Ухаживать Григорию Поликарповичу не пришлось: во дворе, под окном затарахтел мотоцикл, посылая одну за другой захлебывающиеся очереди, а минуту спустя за Суровым и Тимофеевым прибыл посыльный.
— Приглашают к телефону, — доложил солдат.
Неурочный звонок, вырвавший Сурова и Тимофеева из домашнего тепла и повергший в уныние их жен, сам по себе не говорил ни о чем. Оперативный дежурный не внес никакой ясности.
— Вас просили позвонить в Кисловодск, — доложил он и назвал номер телефона. — Просили срочно.
— Кого-нибудь из нас? — уточнил Тимофеев.
— Приглашали обоих.
Из Кисловодска Сурову ответил мужчина, сказал, что передает трубку жене товарища Карпова.
Некоторое время Анфиса Сергеевна не могла слова молвить.

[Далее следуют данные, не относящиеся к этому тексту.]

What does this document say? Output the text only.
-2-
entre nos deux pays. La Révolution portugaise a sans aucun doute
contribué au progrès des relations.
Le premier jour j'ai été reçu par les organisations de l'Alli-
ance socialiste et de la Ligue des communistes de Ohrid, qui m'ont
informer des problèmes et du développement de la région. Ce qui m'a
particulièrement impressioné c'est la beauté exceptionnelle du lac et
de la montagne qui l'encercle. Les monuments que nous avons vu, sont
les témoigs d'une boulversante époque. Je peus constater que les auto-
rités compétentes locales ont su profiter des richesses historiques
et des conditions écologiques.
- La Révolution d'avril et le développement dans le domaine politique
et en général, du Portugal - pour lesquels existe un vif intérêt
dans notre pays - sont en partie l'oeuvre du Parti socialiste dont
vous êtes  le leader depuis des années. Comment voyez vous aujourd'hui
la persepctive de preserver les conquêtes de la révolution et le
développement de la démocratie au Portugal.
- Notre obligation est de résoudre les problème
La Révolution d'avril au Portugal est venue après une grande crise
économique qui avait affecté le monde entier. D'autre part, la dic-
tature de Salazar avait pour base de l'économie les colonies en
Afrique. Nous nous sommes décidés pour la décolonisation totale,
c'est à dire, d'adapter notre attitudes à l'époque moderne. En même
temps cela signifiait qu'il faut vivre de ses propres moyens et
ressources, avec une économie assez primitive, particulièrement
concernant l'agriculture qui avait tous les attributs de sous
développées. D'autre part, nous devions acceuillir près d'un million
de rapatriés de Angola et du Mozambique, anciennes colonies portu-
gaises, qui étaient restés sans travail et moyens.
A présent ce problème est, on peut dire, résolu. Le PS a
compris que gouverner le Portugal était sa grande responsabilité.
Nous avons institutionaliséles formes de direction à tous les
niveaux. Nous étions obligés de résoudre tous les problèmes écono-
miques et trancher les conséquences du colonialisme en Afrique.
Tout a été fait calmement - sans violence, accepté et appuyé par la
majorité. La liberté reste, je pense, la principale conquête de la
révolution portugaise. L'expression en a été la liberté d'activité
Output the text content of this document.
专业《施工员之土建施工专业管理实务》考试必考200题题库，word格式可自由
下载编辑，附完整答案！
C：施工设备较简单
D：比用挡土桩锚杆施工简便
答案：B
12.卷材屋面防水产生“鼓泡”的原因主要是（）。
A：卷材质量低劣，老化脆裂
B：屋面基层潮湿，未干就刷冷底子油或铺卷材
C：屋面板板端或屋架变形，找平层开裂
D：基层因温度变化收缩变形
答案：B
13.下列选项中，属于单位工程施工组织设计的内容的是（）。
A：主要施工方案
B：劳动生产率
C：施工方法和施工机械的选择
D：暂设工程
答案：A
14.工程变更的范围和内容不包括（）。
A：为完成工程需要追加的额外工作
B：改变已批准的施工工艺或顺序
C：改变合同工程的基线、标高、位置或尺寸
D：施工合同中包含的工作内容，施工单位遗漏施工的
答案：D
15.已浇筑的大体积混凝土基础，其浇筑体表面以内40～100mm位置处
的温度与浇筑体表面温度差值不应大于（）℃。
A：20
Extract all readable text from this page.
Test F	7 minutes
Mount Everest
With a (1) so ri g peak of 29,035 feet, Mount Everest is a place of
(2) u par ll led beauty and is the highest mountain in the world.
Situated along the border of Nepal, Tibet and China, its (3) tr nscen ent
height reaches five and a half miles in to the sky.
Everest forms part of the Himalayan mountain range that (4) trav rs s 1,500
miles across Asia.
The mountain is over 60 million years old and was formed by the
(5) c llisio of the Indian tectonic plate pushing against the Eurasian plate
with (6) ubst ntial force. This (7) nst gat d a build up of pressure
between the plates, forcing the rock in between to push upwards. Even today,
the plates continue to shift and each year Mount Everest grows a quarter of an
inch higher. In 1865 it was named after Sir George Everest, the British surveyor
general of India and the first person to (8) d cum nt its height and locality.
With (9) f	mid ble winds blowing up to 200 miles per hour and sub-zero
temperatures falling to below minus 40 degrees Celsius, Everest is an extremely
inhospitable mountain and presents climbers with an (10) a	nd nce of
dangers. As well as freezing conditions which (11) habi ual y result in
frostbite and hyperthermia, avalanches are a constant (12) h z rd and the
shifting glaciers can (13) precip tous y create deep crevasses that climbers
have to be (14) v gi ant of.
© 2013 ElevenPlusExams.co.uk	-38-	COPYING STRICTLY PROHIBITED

Лишь справившись с волнением, а может быть, со слезами, сказала, что по настоянию Павла Андреевича пригласила обоих, что в следующую пятницу они возвратятся домой.
— Нельзя ему… Еще лежать надо, — опять взволновалась она. — Но разве ему докажешь? Он и билеты уже заказал. Пожалуйста, встретьте нас в аэропорту. Вы уж извините — так хочет Павел Андреевич, и я вас прошу согласиться.
Анфиса Сергеевна явно чего-то не договаривала.
— Здесь что-то не так, — высказал сомнение Тимофеев. — Либо командирша темнит, что так на нее не похоже, либо…
Суров был удивлен не меньше. Просьба выглядела действительно очень странной: если на то пошло, больного командира встретили бы по собственной воле, без приказа. Еще большее недоумение вызвал загадочный звонок, последовавший вдогонку за телеграммой, которую Суров так и не показал Тимофееву.